Neither is Peggy Noonan.

#7 from alchemist: "With Delay gone, and the party distancing itself from George W., I'm not sure who is left to lead the party to greener pastures."

Peggy wonders too.

#7 from alchemist: "On the flip side, blogs may have their best chance to raise enthusiasm for a clean, good-intentioned RNC leader."

#9 from Treefrog: "Dunno, keeps things exciting, all that base dissatisfaction can crystalize in a hurry if some interesting leader(s) show up."

Sometimes it becomes surprisingly obvious how much we all have in common, and how workable it is for us all to reach out to each other and try to see the other guy's point of view.

#10 from David Blue at 8:59 am on Jun 16, 2007

Though I haven't posted many times here, I have repeatedly identified myself as a conservative and railed against the co/opting of the conservative agenda by the Neo-Cons who I see as a particularly vacuous, ignorant and dangerous sect. Six months ago, I posted that the most important battle to be waged in this country in the near future was the battle for the control of the Republican party. I am firmly on the side of those who want to purge the Neo/Cons.

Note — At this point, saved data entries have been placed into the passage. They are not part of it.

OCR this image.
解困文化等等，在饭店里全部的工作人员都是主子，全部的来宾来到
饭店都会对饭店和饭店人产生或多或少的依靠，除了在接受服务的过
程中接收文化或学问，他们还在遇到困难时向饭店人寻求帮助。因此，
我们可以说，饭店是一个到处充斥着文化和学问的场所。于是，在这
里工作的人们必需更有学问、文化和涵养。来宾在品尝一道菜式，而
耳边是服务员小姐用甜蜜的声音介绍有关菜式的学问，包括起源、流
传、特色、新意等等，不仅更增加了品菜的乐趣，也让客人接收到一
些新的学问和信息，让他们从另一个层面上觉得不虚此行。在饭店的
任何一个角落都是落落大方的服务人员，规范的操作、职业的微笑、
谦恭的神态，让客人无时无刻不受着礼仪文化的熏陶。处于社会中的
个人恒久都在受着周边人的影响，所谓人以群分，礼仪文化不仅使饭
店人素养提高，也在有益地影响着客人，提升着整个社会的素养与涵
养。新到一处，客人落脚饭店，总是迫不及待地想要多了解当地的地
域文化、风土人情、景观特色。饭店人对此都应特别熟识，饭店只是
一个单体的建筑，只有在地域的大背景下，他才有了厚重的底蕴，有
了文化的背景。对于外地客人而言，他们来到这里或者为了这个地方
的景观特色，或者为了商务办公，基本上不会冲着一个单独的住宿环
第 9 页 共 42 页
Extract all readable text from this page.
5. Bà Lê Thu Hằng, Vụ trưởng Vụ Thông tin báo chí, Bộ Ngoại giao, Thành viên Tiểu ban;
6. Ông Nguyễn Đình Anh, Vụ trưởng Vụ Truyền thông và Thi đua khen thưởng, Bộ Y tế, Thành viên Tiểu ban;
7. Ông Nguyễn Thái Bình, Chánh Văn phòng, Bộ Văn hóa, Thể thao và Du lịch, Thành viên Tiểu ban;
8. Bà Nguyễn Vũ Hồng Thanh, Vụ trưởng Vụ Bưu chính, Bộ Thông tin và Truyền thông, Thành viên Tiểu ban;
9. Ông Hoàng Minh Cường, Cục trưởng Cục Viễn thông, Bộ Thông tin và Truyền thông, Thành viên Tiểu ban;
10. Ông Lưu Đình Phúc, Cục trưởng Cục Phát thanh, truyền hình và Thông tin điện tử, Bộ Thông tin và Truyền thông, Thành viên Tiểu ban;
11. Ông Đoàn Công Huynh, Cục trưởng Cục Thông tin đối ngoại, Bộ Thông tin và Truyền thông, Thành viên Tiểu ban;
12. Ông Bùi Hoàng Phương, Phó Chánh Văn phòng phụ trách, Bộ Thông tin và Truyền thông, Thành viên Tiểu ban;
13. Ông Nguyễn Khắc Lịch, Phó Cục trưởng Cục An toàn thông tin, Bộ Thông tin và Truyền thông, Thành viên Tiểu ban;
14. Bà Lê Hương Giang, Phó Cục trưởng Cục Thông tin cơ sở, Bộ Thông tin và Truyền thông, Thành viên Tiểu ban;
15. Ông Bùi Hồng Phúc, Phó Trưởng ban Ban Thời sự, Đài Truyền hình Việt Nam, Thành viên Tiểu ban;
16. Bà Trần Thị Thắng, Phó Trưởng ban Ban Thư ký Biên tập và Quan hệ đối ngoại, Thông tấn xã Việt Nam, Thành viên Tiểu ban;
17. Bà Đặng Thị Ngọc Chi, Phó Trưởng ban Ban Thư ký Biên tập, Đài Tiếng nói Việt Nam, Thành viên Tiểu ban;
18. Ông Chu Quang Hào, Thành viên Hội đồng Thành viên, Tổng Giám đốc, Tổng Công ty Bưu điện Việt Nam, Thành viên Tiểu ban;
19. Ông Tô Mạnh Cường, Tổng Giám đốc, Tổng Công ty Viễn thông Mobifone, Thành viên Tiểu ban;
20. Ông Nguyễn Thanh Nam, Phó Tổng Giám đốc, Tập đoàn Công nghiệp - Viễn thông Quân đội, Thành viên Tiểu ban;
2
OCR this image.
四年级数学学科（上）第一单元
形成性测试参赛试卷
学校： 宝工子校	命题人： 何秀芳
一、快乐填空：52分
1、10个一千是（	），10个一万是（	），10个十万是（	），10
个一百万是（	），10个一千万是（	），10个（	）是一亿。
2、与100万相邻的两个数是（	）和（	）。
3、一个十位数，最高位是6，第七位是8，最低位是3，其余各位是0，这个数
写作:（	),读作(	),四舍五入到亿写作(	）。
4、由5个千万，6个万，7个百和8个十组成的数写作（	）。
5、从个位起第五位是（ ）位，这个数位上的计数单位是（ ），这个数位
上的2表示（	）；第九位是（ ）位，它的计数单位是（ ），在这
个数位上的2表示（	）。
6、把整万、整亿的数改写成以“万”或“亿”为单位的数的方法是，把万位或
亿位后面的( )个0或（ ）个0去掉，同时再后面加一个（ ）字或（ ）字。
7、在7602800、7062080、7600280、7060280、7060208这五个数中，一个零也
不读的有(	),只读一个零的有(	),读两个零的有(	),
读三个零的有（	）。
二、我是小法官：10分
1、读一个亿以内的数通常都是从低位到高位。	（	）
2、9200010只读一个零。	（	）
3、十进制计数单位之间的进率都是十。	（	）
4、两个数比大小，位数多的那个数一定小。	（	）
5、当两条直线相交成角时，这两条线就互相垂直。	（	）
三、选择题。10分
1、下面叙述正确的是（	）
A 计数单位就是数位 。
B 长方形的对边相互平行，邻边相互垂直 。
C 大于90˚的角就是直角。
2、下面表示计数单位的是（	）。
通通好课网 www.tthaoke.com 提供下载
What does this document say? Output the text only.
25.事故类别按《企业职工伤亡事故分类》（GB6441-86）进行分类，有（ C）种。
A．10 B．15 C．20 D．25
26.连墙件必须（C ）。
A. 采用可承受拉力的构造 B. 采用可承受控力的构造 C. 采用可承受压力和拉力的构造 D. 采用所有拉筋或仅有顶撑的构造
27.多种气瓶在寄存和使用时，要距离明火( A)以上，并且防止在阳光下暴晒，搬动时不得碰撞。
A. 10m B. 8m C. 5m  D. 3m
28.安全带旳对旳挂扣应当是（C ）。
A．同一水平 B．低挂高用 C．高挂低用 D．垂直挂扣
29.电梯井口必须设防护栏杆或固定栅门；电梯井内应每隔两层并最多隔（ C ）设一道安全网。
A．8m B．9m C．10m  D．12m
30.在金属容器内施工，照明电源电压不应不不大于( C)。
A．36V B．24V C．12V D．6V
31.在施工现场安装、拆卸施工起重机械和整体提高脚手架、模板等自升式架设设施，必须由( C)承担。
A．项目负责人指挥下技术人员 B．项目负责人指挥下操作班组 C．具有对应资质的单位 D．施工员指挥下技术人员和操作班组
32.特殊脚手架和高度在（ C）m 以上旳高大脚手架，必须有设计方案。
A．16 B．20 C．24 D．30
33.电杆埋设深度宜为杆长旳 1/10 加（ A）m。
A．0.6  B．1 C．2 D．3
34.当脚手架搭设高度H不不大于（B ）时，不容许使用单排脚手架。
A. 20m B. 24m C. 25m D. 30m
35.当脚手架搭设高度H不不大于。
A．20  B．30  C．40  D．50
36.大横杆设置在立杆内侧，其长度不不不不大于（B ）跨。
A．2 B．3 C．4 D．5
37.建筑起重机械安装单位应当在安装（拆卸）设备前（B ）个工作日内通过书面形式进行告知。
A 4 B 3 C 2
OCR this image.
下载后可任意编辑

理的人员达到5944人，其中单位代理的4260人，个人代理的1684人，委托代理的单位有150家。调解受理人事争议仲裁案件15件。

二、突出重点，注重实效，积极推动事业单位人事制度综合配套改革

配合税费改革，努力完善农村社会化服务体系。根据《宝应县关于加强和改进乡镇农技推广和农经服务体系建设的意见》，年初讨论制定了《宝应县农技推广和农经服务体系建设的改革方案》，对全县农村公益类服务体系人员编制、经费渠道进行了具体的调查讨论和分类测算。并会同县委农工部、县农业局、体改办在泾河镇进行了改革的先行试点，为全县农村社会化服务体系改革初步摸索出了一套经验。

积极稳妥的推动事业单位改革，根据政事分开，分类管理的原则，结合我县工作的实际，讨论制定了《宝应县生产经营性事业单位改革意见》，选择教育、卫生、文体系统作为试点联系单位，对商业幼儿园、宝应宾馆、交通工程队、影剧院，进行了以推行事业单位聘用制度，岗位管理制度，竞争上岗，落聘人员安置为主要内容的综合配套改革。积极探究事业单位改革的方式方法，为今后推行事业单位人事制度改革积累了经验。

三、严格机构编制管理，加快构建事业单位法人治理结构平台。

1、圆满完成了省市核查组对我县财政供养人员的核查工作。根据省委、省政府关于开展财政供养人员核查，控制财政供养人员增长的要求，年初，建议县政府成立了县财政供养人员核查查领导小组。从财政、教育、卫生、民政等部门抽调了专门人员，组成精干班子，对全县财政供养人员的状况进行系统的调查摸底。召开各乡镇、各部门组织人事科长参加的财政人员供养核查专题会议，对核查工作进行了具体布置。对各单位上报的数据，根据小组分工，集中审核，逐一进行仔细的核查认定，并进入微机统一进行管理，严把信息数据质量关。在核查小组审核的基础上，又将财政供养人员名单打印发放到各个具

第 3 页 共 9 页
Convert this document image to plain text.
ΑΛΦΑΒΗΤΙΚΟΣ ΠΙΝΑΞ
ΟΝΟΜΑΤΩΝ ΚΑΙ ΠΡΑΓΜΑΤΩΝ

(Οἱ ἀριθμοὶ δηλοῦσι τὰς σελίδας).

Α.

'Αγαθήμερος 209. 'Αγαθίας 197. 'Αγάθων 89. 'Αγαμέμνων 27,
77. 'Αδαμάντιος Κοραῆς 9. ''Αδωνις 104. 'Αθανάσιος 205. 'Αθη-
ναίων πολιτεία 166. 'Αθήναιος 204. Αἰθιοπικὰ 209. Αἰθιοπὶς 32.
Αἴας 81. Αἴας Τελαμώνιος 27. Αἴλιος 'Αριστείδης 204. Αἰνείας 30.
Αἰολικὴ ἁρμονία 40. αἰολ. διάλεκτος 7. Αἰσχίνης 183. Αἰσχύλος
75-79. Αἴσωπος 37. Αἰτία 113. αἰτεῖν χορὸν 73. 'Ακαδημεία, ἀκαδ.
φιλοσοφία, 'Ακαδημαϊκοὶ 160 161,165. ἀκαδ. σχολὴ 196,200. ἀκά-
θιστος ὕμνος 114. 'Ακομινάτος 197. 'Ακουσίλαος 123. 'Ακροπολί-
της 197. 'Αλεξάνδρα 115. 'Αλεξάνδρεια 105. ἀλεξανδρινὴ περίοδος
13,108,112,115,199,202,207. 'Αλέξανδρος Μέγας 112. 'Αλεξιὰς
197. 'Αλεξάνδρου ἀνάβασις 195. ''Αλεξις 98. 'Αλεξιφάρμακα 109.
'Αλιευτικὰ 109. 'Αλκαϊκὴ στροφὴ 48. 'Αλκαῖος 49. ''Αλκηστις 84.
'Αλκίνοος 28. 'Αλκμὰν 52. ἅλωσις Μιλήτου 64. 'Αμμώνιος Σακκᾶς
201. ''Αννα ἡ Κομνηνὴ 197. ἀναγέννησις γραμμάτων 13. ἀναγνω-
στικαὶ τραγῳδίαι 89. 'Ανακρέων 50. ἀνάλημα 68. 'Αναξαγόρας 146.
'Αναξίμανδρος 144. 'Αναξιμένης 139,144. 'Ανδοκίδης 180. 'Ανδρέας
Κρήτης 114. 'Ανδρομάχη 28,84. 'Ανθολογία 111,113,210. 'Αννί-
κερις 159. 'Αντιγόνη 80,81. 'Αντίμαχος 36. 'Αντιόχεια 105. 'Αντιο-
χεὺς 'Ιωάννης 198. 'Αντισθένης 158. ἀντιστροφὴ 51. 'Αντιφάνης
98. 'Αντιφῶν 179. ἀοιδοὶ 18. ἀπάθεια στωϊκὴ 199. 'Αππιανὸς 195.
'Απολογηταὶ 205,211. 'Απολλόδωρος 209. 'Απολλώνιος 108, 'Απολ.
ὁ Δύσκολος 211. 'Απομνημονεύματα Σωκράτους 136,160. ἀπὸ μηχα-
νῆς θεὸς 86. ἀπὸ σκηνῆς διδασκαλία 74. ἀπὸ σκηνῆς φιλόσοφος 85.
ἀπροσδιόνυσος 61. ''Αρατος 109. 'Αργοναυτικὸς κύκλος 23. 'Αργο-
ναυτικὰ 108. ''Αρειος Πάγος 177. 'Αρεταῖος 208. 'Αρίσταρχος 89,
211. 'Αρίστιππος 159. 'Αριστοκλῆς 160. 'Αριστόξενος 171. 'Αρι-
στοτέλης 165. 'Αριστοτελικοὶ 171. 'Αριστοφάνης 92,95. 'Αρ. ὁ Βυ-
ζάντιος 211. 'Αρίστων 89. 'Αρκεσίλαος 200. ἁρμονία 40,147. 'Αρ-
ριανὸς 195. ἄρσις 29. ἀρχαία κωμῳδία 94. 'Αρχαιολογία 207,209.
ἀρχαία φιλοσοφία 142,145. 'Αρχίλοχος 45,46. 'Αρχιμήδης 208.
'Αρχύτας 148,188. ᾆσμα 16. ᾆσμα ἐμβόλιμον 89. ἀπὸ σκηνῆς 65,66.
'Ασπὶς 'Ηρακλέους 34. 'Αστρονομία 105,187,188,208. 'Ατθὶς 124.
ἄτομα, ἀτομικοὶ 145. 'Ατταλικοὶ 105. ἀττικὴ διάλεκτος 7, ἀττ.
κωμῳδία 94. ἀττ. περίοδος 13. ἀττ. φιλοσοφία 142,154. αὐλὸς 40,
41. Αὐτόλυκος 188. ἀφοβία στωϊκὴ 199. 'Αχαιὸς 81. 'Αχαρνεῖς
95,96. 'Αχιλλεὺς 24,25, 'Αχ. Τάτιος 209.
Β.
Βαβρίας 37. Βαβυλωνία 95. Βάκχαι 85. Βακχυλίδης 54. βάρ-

I am increasingly perturbed by a political discussion that consists of the buzz words "Liberal" and "Conservative". The use of these two words serve only as an excuse not to think, stifle intelligent debate and generally add to the culture of ignorance that has been disseminated by the media of all political stripes.

The Right in this country has to take a good look at itself, it is looking more and more like the Left in terms of brainless when approaching issues with each passing day.

One place we might start is by forgetting about calls for a pardon for Scooter Libby and letting our judicial system deal with a convicted perjurer and stop wasting our time on calling for a pardon. It is not only wrong, it is counterproductive.